Alton Ellis was undoubtedly one of Jamaica’s finest singers, and he pioneered the rocksteady movement which preceded reggae music. Just as there are events and major concerts which commemorate the life of outstanding artistes like Bob Marley, Dennis Brown and Peter Tosh, Ellis’ family would love to see ‘The Godfather of Rocksteady’ receive such glory.
“Even though we tour around the world and sing his (Alton) songs, there’s no event like this to honour him.”— Christopher Ellis, one of Alton’s sons
Fresh off the stage at the recently held Dennis Brown Tribute Concert, Christopher Ellis, one of Alton’s sons and a singer in his own right, said an event of that nature is well under way.
“Me and my family are in talks now because there is nothing for dad like this. Even though we tour around the world and sing his songs, there’s no event like this to honour him,” he told BUZZ.
“It’s sad to say, but in a way, I feel like he’s almost forgotten, in a sense. He was earlier than Dennis Brown, he was a founder, so I feel like he has been left behind, but that’s up to us as a family to maintain that thing and keep something like this, but smaller though and make it grow so people can know who Alton Ellis is.”
The United Kingdom-based singer is cousin to comedians Owen ‘Blakka’ Ellis and Ian ‘Ity’ Ellis, with whom he is orchestrating the event.
“We’re in talks now to make something happen. Hopefully, that’ll be by the end of the year.”
Alton Ellis formed part of the musically rich roster of Trench Town, Kingston, and started his career in the late 50s as one-half of the duo Alton & Eddy with singer Eddy Parkins.
They were among the first to experiment with Jamaican rhythm and blues, evident on the recording Muriel for producer Clement ‘Coxsone’ Dodd.
After Parkins migrated to The States, Ellis held a nine-to-five job while trying his luck with other groups like The Flames, with which he recorded rocksteady tracks Girl I’ve Got A Date and Cry Tough. But the dulcet vocalist was far from living the Hollywood dream and still found himself in his shack in Trench Town, forcing him to migrate to the United Kingdom for a better life.
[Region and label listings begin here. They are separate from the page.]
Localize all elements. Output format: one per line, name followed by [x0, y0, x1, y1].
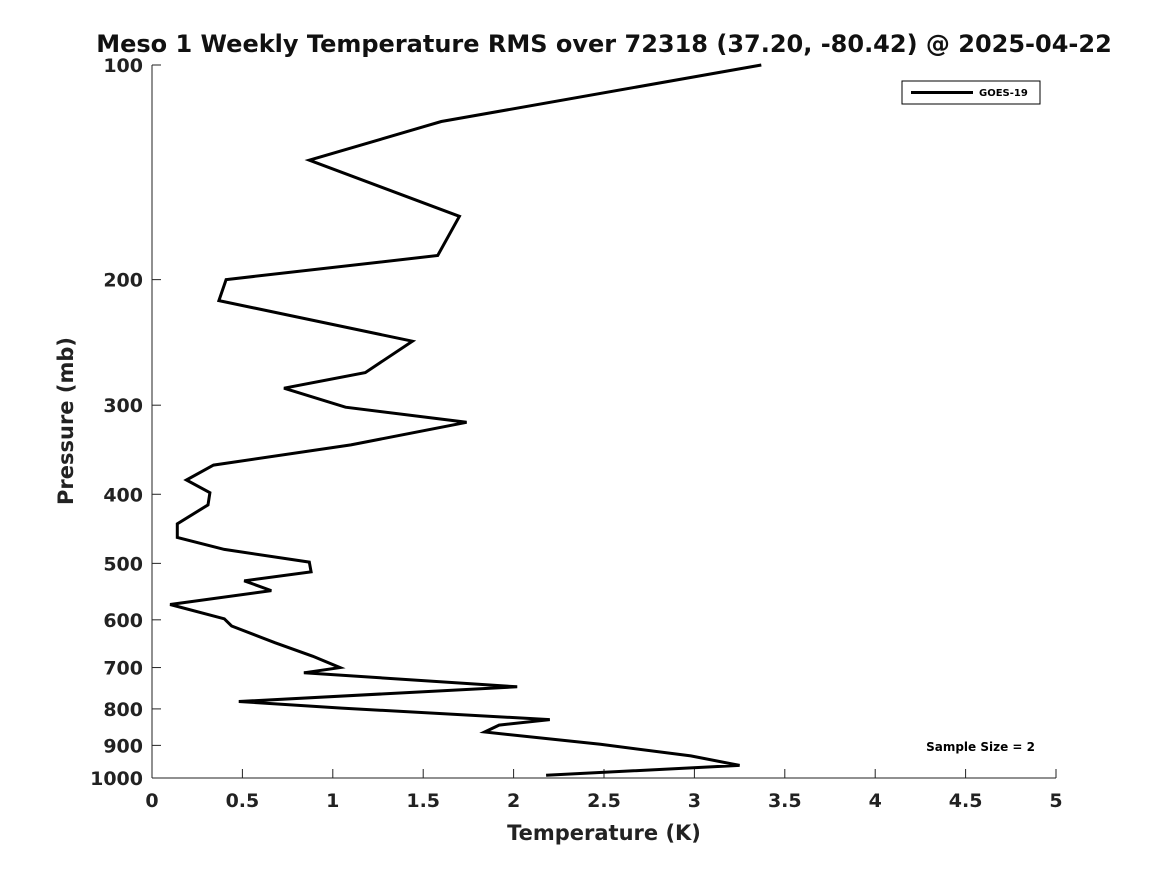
- x-tick-label: 3.5: [768, 790, 802, 812]
- chart-title: Meso 1 Weekly Temperature RMS over 72318…: [96, 30, 1112, 58]
- y-tick-label: 200: [103, 270, 143, 292]
- x-axis-label: Temperature (K): [507, 821, 701, 845]
- x-tick-label: 4: [869, 790, 882, 812]
- y-tick-label: 400: [103, 484, 143, 506]
- ticks: 0 0.5 1 1.5 2 2.5 3 3.5 4 4.5 5 100 200 300 400 500 600 7…: [90, 55, 1063, 812]
- y-tick-label: 100: [103, 55, 143, 77]
- y-tick-label: 900: [103, 735, 143, 757]
- x-tick-label: 1: [326, 790, 339, 812]
- x-tick-label: 4.5: [949, 790, 983, 812]
- axes: [151, 65, 1056, 779]
- x-tick-label: 0.5: [226, 790, 260, 812]
- legend-label-goes-19: GOES-19: [979, 88, 1028, 99]
- x-tick-label: 2: [507, 790, 520, 812]
- series-line-goes-19: [169, 63, 762, 777]
- y-tick-label: 300: [103, 395, 143, 417]
- y-tick-label: 600: [103, 610, 143, 632]
- x-tick-label: 3: [688, 790, 701, 812]
- x-tick-label: 5: [1049, 790, 1062, 812]
- y-tick-label: 1000: [90, 768, 143, 790]
- sample-size-annotation: Sample Size = 2: [926, 740, 1035, 754]
- x-tick-label: 0: [145, 790, 158, 812]
- y-axis-label: Pressure (mb): [54, 337, 78, 505]
- series-layer: [169, 63, 762, 777]
- x-tick-label: 1.5: [406, 790, 440, 812]
- y-tick-label: 800: [103, 699, 143, 721]
- x-tick-label: 2.5: [587, 790, 621, 812]
- y-tick-label: 500: [103, 553, 143, 575]
- legend: GOES-19: [901, 80, 1041, 105]
- y-tick-label: 700: [103, 658, 143, 680]
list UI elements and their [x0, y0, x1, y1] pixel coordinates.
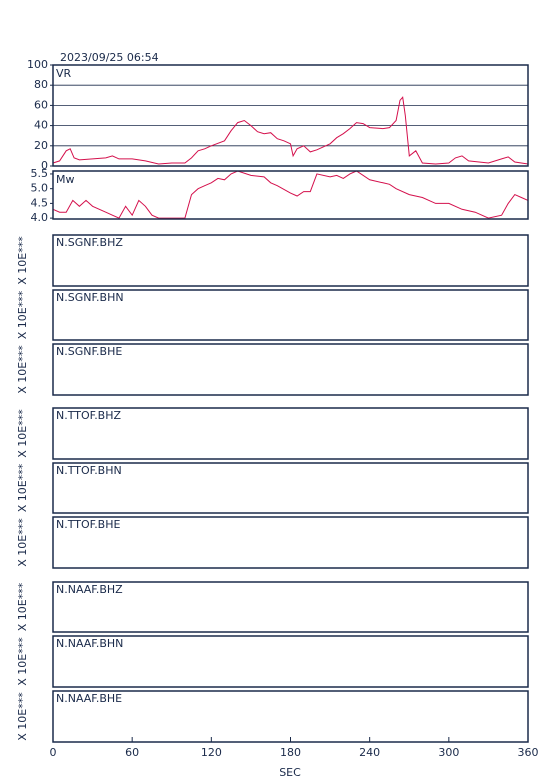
trace-frame: [52, 581, 529, 633]
panel-label: Mw: [56, 173, 75, 186]
trace-ylabel: X 10E***: [16, 290, 29, 339]
trace-frame: [52, 343, 529, 396]
trace-ylabel: X 10E***: [16, 518, 29, 567]
x-tick-label: 120: [201, 746, 222, 759]
x-tick-label: 300: [438, 746, 459, 759]
trace-frame: [52, 516, 529, 569]
y-tick-label: 100: [27, 58, 48, 71]
trace-ylabel: X 10E***: [16, 582, 29, 631]
y-tick-label: 5.0: [31, 182, 49, 195]
trace-label: N.TTOF.BHZ: [56, 409, 122, 422]
trace-frame: [52, 234, 529, 287]
y-tick-label: 4.0: [31, 211, 49, 224]
trace-label: N.NAAF.BHZ: [56, 583, 123, 596]
y-tick-label: 0: [41, 159, 48, 172]
trace-label: N.NAAF.BHN: [56, 637, 123, 650]
y-tick-label: 4.5: [31, 196, 49, 209]
trace-ylabel: X 10E***: [16, 236, 29, 285]
trace-ylabel: X 10E***: [16, 345, 29, 394]
x-tick-label: 0: [50, 746, 57, 759]
trace-ylabel: X 10E***: [16, 692, 29, 741]
trace-frame: [52, 407, 529, 460]
trace-frame: [52, 462, 529, 514]
line-trace: [52, 170, 529, 219]
y-tick-label: 80: [34, 78, 48, 91]
figure-title: 2023/09/25 06:54: [60, 51, 159, 64]
trace-label: N.TTOF.BHN: [56, 464, 122, 477]
trace-label: N.NAAF.BHE: [56, 692, 122, 705]
trace-ylabel: X 10E***: [16, 637, 29, 686]
panel-label: VR: [56, 67, 72, 80]
trace-frame: [52, 289, 529, 341]
trace-label: N.SGNF.BHE: [56, 345, 122, 358]
y-tick-label: 5.5: [31, 167, 49, 180]
x-axis-label: SEC: [279, 766, 301, 779]
trace-ylabel: X 10E***: [16, 409, 29, 458]
x-tick-label: 240: [359, 746, 380, 759]
x-tick-label: 60: [125, 746, 139, 759]
trace-frame: [52, 635, 529, 688]
y-tick-label: 60: [34, 98, 48, 111]
trace-label: N.SGNF.BHZ: [56, 236, 123, 249]
trace-frame: [52, 690, 529, 743]
y-tick-label: 20: [34, 139, 48, 152]
panel-frame: [52, 170, 529, 220]
trace-label: N.TTOF.BHE: [56, 518, 121, 531]
y-tick-label: 40: [34, 119, 48, 132]
x-tick-label: 360: [518, 746, 539, 759]
trace-label: N.SGNF.BHN: [56, 291, 124, 304]
panel-frame: [52, 64, 529, 167]
x-tick-label: 180: [280, 746, 301, 759]
line-trace: [52, 96, 529, 165]
trace-ylabel: X 10E***: [16, 463, 29, 512]
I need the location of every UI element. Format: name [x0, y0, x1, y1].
By the 90s, a revival of the ska and rocksteady wave in Jamaica provided more opportunities for Ellis.
The I’m Still in Love With You singer died from cancer in London in 2008.
As Christopher works to preserve his dad’s legacy, he is also focused on building his own, especially in Jamaica.
“I have some shows back in the UK next month, but I’m coming back to Jamaica straight after,” he said. “It’s important for me to get the approval of the Jamaican people, so I wanna do that and be here and make my music big over here.”
His songs include the Damian Marley-produced Still Go A Dance, Only Want You Naked and Better Than Love.